Dati gonfiati da 10 a 22 incidenti per piazzare l’autovelox: chiesto il rinvio a giudizio per il sindaco di Tribano

Dati gonfiati da 10 a 22 incidenti per piazzare l'autovelox: chiesto il rinvio a giudizio per il sindaco di Tribano
Dati gonfiati da 10 a 22 incidenti per piazzare l'autovelox: chiesto il rinvio a giudizio per il sindaco di Tribano

Il caso dei rilievi stradali falsati sulla Monselice-Mare

La Procura di Padova ha chiesto il rinvio a giudizio per Massimo Cavazzana, 61 anni, sindaco di Tribano e vicepresidente nazionale di Anci. L’accusa contestata è falso ideologico.

Secondo i magistrati, il primo cittadino avrebbe alterato le statistiche sugli incidenti per ottenere dalla Prefettura il via libera a un autovelox sulla strada regionale 104 Monselice-Mare. L’udienza preliminare è fissata per il prossimo gennaio.

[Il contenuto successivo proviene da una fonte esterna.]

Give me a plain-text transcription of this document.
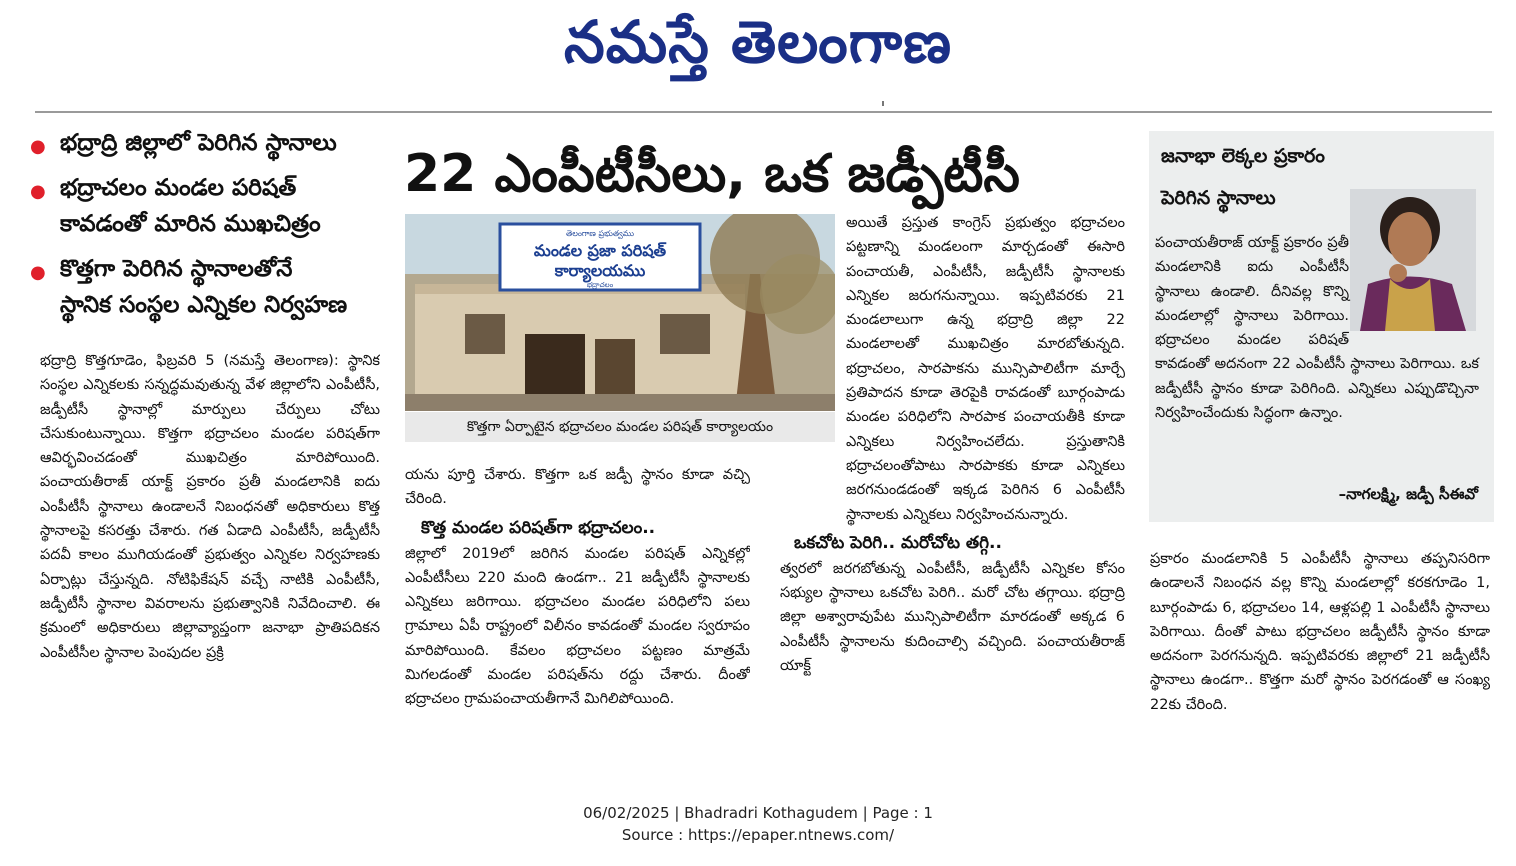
నమస్తే తెలంగాణ
● భద్రాద్రి జిల్లాలో పెరిగిన స్థానాలు
● భద్రాచలం మండల పరిషత్
కావడంతో మారిన ముఖచిత్రం
● కొత్తగా పెరిగిన స్థానాలతోనే
స్థానిక సంస్థల ఎన్నికల నిర్వహణ
22 ఎంపీటీసీలు, ఒక జడ్పీటీసీ
తెలంగాణ ప్రభుత్వము
మండల ప్రజా పరిషత్
కార్యాలయము
భద్రాచలం
కొత్తగా ఏర్పాటైన భద్రాచలం మండల పరిషత్ కార్యాలయం

భద్రాద్రి కొత్తగూడెం, ఫిబ్రవరి 5 (నమస్తే తెలంగాణ): స్థానిక సంస్థల ఎన్నికలకు సన్నద్ధమవుతున్న వేళ జిల్లాలోని ఎంపీటీసీ, జడ్పీటీసీ స్థానాల్లో మార్పులు చేర్పులు చోటు చేసుకుంటున్నాయి. కొత్తగా భద్రాచలం మండల పరిషత్‌గా ఆవిర్భవించడంతో ముఖచిత్రం మారిపోయింది. పంచాయతీరాజ్ యాక్ట్ ప్రకారం ప్రతీ మండలానికి ఐదు ఎంపీటీసీ స్థానాలు ఉండాలనే నిబంధనతో అధికారులు కొత్త స్థానాలపై కసరత్తు చేశారు. గత ఏడాది ఎంపీటీసీ, జడ్పీటీసీ పదవీ కాలం ముగియడంతో ప్రభుత్వం ఎన్నికల నిర్వహణకు ఏర్పాట్లు చేస్తున్నది. నోటిఫికేషన్ వచ్చే నాటికి ఎంపీటీసీ, జడ్పీటీసీ స్థానాల వివరాలను ప్రభుత్వానికి నివేదించాలి. ఈ క్రమంలో అధికారులు జిల్లావ్యాప్తంగా జనాభా ప్రాతిపదికన ఎంపీటీసీల స్థానాల పెంపుదల ప్రక్రి

యను పూర్తి చేశారు. కొత్తగా ఒక జడ్పీ స్థానం కూడా వచ్చి చేరింది.

కొత్త మండల పరిషత్‌గా భద్రాచలం..

జిల్లాలో 2019లో జరిగిన మండల పరిషత్ ఎన్నికల్లో ఎంపీటీసీలు 220 మంది ఉండగా.. 21 జడ్పీటీసీ స్థానాలకు ఎన్నికలు జరిగాయి. భద్రాచలం మండల పరిధిలోని పలు గ్రామాలు ఏపీ రాష్ట్రంలో విలీనం కావడంతో మండల స్వరూపం మారిపోయింది. కేవలం భద్రాచలం పట్టణం మాత్రమే మిగలడంతో మండల పరిషత్‌ను రద్దు చేశారు. దీంతో భద్రాచలం గ్రామపంచాయతీగానే మిగిలిపోయింది.

అయితే ప్రస్తుత కాంగ్రెస్ ప్రభుత్వం భద్రాచలం పట్టణాన్ని మండలంగా మార్చడంతో ఈసారి పంచాయతీ, ఎంపీటీసీ, జడ్పీటీసీ స్థానాలకు ఎన్నికల జరుగనున్నాయి. ఇప్పటివరకు 21 మండలాలుగా ఉన్న భద్రాద్రి జిల్లా 22 మండలాలతో ముఖచిత్రం మారబోతున్నది. భద్రాచలం, సారపాకను మున్సిపాలిటీగా మార్చే ప్రతిపాదన కూడా తెరపైకి రావడంతో బూర్గంపాడు మండల పరిధిలోని సారపాక పంచాయతీకి కూడా ఎన్నికలు నిర్వహించలేదు. ప్రస్తుతానికి భద్రాచలంతోపాటు సారపాకకు కూడా ఎన్నికలు జరగనుండడంతో ఇక్కడ పెరిగిన 6 ఎంపీటీసీ స్థానాలకు ఎన్నికలు నిర్వహించనున్నారు.

ఒకచోట పెరిగి.. మరోచోట తగ్గి..

త్వరలో జరగబోతున్న ఎంపీటీసీ, జడ్పీటీసీ ఎన్నికల కోసం సభ్యుల స్థానాలు ఒకచోట పెరిగి.. మరో చోట తగ్గాయి. భద్రాద్రి జిల్లా అశ్వారావుపేట మున్సిపాలిటీగా మారడంతో అక్కడ 6 ఎంపీటీసీ స్థానాలను కుదించాల్సి వచ్చింది. పంచాయతీరాజ్ యాక్ట్

జనాభా లెక్కల ప్రకారం
పెరిగిన స్థానాలు

పంచాయతీరాజ్ యాక్ట్ ప్రకారం ప్రతీ మండలానికి ఐదు ఎంపీటీసీ స్థానాలు ఉండాలి. దీనివల్ల కొన్ని మండలాల్లో స్థానాలు పెరిగాయి. భద్రాచలం మండల పరిషత్ కావడంతో అదనంగా 22 ఎంపీటీసీ స్థానాలు పెరిగాయి. ఒక జడ్పీటీసీ స్థానం కూడా పెరిగింది. ఎన్నికలు ఎప్పుడొచ్చినా నిర్వహించేందుకు సిద్ధంగా ఉన్నాం.

–నాగలక్ష్మి, జడ్పీ సీఈవో

ప్రకారం మండలానికి 5 ఎంపీటీసీ స్థానాలు తప్పనిసరిగా ఉండాలనే నిబంధన వల్ల కొన్ని మండలాల్లో కరకగూడెం 1, బూర్గంపాడు 6, భద్రాచలం 14, ఆళ్లపల్లి 1 ఎంపీటీసీ స్థానాలు పెరిగాయి. దీంతో పాటు భద్రాచలం జడ్పీటీసీ స్థానం కూడా అదనంగా పెరగనున్నది. ఇప్పటివరకు జిల్లాలో 21 జడ్పీటీసీ స్థానాలు ఉండగా.. కొత్తగా మరో స్థానం పెరగడంతో ఆ సంఖ్య 22కు చేరింది.

06/02/2025 | Bhadradri Kothagudem | Page : 1
Source : https://epaper.ntnews.com/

Il tratto interessato, gestito da Veneto Strade, è un’arteria a due corsie ad alta intensità di traffico che attraversa e divide in due il territorio comunale di Tribano.

Lo scarto tra i registri regionali e i documenti comunali

L’indagine, coordinata dal pubblico ministero Roberto D’Angelo, è nata da un esposto presentato dal consigliere comunale di minoranza Roberto Bazzarello. Al centro dell’accertamento c’è la discrepanza nei dati sulla sinistrosità stradale.

Nel fascicolo trasmesso alla Prefettura con firma digitale, il Comune certificava 22 incidenti con 35 feriti tra il 2016 e il 2020. I numeri ufficiali dell’Ufficio Statistica della Regione Veneto raccontavano una realtà diversa: 10 incidenti complessivi, 19 feriti e nessun decesso in quel medesimo arco temporale.

Multe a bilancio e l’intervento di Fleximan

L’opposizione ha denunciato come la manovra mirasse a fare cassa: nel bilancio di previsione 2024, l’amministrazione comunale aveva inserito una stima di entrate da violazioni del codice della strada pari a 1 milione di euro.

Il dispositivo di controllo della velocità è stato attivato il 3 agosto 2023, ma è rimasto in funzione soltanto due mesi. La notte del 3 ottobre 2023 il palo è stato segato e abbattuto dal sabotatore seriale ribattezzato “Fleximan”, senza venire più reinstallato.

Le posizioni a confronto

Cavazzana rivendica la totale correttezza del proprio operato, motivando la richiesta con la pericolosità storica dell’arteria, teatro in passato di incidenti mortali tra cui la scomparsa di una ragazza di 14 anni. Il sindaco ha inoltre chiarito che la documentazione telematica era gestita direttamente dal personale amministrativo mentre lui si trovava impegnato altrove in Commissione Via.

Dal canto suo, il consigliere Bazzarello evidenzia come la richiesta di processo certifichi la validità dell’esposto depositato a inizio 2024, basato sul confronto oggettivo dei dati istituzionali.